Lisa B's three full-length CDs and one EP have featured mainly original compositions along with a few beautifully reconceived standards. Both the originals and the covers are often infused with her unique "poetry-rap," and all are delivered with her heartfelt, unique, and sophisticated vocalizing.

While often composing lyrics and music on her own, Lisa B also enjoys co-writing with musicians, including singer-pianist Barbara Higbie (Windham Hill, women’s music) and Latin jazz trombonist-arranger Wayne Wallace (Patois Records). A frequent collaborator is her longtime producer/engineer, the composer Jim Gardiner (Pharoah Sanders, Rickie Lee Jones, David Grisman, Seattle Symphony, and numerous Bay Area rap and soul artists).

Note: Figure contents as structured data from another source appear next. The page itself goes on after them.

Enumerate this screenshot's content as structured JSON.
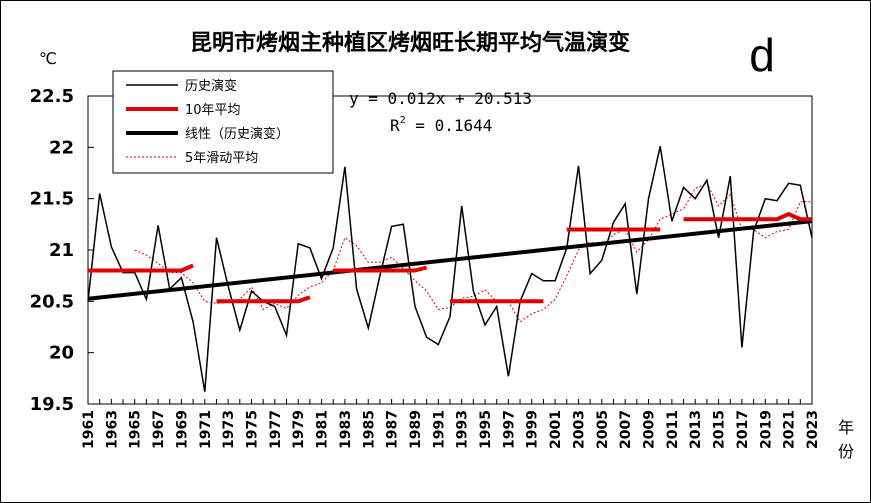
{
  "chart_data": {
    "type": "line",
    "title": "昆明市烤烟主种植区烤烟旺长期平均气温演变",
    "panel_label": "d",
    "ylabel": "℃",
    "xlabel_chars": [
      "年",
      "份"
    ],
    "ylim": [
      19.5,
      22.5
    ],
    "yticks": [
      19.5,
      20,
      20.5,
      21,
      21.5,
      22,
      22.5
    ],
    "ytick_labels": [
      "19.5",
      "20",
      "20.5",
      "21",
      "21.5",
      "22",
      "22.5"
    ],
    "xlim": [
      1961,
      2023
    ],
    "xticks": [
      1961,
      1963,
      1965,
      1967,
      1969,
      1971,
      1973,
      1975,
      1977,
      1979,
      1981,
      1983,
      1985,
      1987,
      1989,
      1991,
      1993,
      1995,
      1997,
      1999,
      2001,
      2003,
      2005,
      2007,
      2009,
      2011,
      2013,
      2015,
      2017,
      2019,
      2021,
      2023
    ],
    "legend": {
      "position": "top-left",
      "entries": [
        "历史演变",
        "10年平均",
        "线性（历史演变）",
        "5年滑动平均"
      ]
    },
    "equation": "y = 0.012x + 20.513",
    "r2_prefix": "R",
    "r2_sup": "2",
    "r2_suffix": " = 0.1644",
    "colors": {
      "history": "#000000",
      "decade": "#e00000",
      "trend": "#000000",
      "moving": "#e00000"
    },
    "series": [
      {
        "name": "历史演变",
        "x": [
          1961,
          1962,
          1963,
          1964,
          1965,
          1966,
          1967,
          1968,
          1969,
          1970,
          1971,
          1972,
          1973,
          1974,
          1975,
          1976,
          1977,
          1978,
          1979,
          1980,
          1981,
          1982,
          1983,
          1984,
          1985,
          1986,
          1987,
          1988,
          1989,
          1990,
          1991,
          1992,
          1993,
          1994,
          1995,
          1996,
          1997,
          1998,
          1999,
          2000,
          2001,
          2002,
          2003,
          2004,
          2005,
          2006,
          2007,
          2008,
          2009,
          2010,
          2011,
          2012,
          2013,
          2014,
          2015,
          2016,
          2017,
          2018,
          2019,
          2020,
          2021,
          2022,
          2023
        ],
        "values": [
          20.5,
          21.55,
          21.03,
          20.78,
          20.78,
          20.52,
          21.24,
          20.62,
          20.73,
          20.3,
          19.62,
          21.12,
          20.65,
          20.22,
          20.6,
          20.5,
          20.45,
          20.17,
          21.06,
          21.02,
          20.72,
          21.02,
          21.81,
          20.62,
          20.24,
          20.75,
          21.23,
          21.25,
          20.45,
          20.15,
          20.08,
          20.35,
          21.43,
          20.6,
          20.27,
          20.45,
          19.77,
          20.5,
          20.77,
          20.7,
          20.7,
          21.02,
          21.82,
          20.77,
          20.9,
          21.27,
          21.45,
          20.57,
          21.5,
          22.01,
          21.28,
          21.61,
          21.5,
          21.68,
          21.12,
          21.72,
          20.05,
          21.18,
          21.5,
          21.48,
          21.65,
          21.63,
          21.12
        ]
      },
      {
        "name": "10年平均",
        "segments": [
          {
            "x": [
              1961,
              1969
            ],
            "values": [
              20.8,
              20.8
            ],
            "end": [
              1970,
              20.85
            ]
          },
          {
            "x": [
              1972,
              1979
            ],
            "values": [
              20.5,
              20.5
            ],
            "end": [
              1980,
              20.54
            ]
          },
          {
            "x": [
              1982,
              1989
            ],
            "values": [
              20.8,
              20.8
            ],
            "end": [
              1990,
              20.83
            ]
          },
          {
            "x": [
              1992,
              2000
            ],
            "values": [
              20.5,
              20.5
            ]
          },
          {
            "x": [
              2002,
              2010
            ],
            "values": [
              21.2,
              21.2
            ]
          },
          {
            "x": [
              2012,
              2020
            ],
            "values": [
              21.3,
              21.3
            ],
            "tail_x": [
              2021,
              2022,
              2023
            ],
            "tail_values": [
              21.35,
              21.3,
              21.3
            ]
          }
        ]
      },
      {
        "name": "线性（历史演变）",
        "x": [
          1961,
          2023
        ],
        "values": [
          20.525,
          21.281
        ]
      },
      {
        "name": "5年滑动平均",
        "x": [
          1965,
          1966,
          1967,
          1968,
          1969,
          1970,
          1971,
          1972,
          1973,
          1974,
          1975,
          1976,
          1977,
          1978,
          1979,
          1980,
          1981,
          1982,
          1983,
          1984,
          1985,
          1986,
          1987,
          1988,
          1989,
          1990,
          1991,
          1992,
          1993,
          1994,
          1995,
          1996,
          1997,
          1998,
          1999,
          2000,
          2001,
          2002,
          2003,
          2004,
          2005,
          2006,
          2007,
          2008,
          2009,
          2010,
          2011,
          2012,
          2013,
          2014,
          2015,
          2016,
          2017,
          2018,
          2019,
          2020,
          2021,
          2022,
          2023
        ],
        "values": [
          21.0,
          20.95,
          20.87,
          20.78,
          20.78,
          20.68,
          20.5,
          20.48,
          20.49,
          20.52,
          20.64,
          20.42,
          20.48,
          20.43,
          20.56,
          20.64,
          20.68,
          20.8,
          21.12,
          21.04,
          20.88,
          20.88,
          20.93,
          20.82,
          20.7,
          20.6,
          20.42,
          20.44,
          20.53,
          20.55,
          20.61,
          20.5,
          20.5,
          20.3,
          20.38,
          20.42,
          20.52,
          20.75,
          21.0,
          21.08,
          21.04,
          21.15,
          21.2,
          20.98,
          21.1,
          21.3,
          21.35,
          21.4,
          21.6,
          21.65,
          21.43,
          21.54,
          21.2,
          21.2,
          21.12,
          21.18,
          21.2,
          21.47,
          21.47
        ]
      }
    ]
  }
}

Lisa B’s spirit of inventive collaboration also yields new versions of existing compositions. Her previous record CENTER OF THE RHYME contains two such transformations: her poetic homage “Joe Williams Died Walking” performed with “Every Day I Have the Blues” and Bobby Caldwell’s “What You Won’t Do for Love” with new poem-raps composed by Lisa. On her previous record FREE ME FOR THE JOY, Lisa B’s heartrending poem “Trane’s Ride” is performed with Coltrane’s “Naima.”  

Lisa B’s first recording, the EP BE THE WORD was played on more than 120 noncommercial and commercial radio stations nationwide in jazz, triple A, alternative, and new adult contemporary formats, charting or in heavy or medium rotation on a third of them.

The 1999 FREE ME FOR THE JOY is Lisa B’s first full-length release, on her own Piece of Pie Records. All originals except for one collaboration with Coltrane’s “Naima,” it includes such stellar players as John Santos (Machete) and Curtis Ohlson (Ray Charles’ band). FREE ME FOR THE JOY was added to the playlists of more than 85 commercial and noncommercial radio stations across the country in 1999-2000, including charting and heavy rotation. It was played in jazz, smooth jazz, college, triple A, women’s, new age, and other formats, with reporting by trade magazines R&R, Gavin, and CMJ.

CENTER OF THE RHYME, released in 2003, was a huge step forward in Lisa B’s creative development—jazzier and more acoustic than her previous release and revealing an evolved singing voice, new tunes that listeners won’t forget, and “an emotional range that makes lyrics sound like truth” (critic Ted Panken). Many of the Bay Area’s best jazz players appear, including Frank Martin (keyboards), Mimi Fox and Dave Yamasaki (guitar), Bill Douglass and Chris Amberger (bass), Paul van Wageningen (drums), Michael Spiro (percussion), and Daria (vocals). CENTER OF THE RHYME was played on more than 120 jazz and smooth jazz stations and shows throughout the U.S.

Now WHAT'S NEW, PUSSYCAT?, inspired by the feline as a metaphor for the human, takes the listener on a journey that is delightful and deep, playful and powerful, cool and hot. Lisa B writes and sings about the magical and the everyday, bravery and tenderness, and the interdependent dance of love.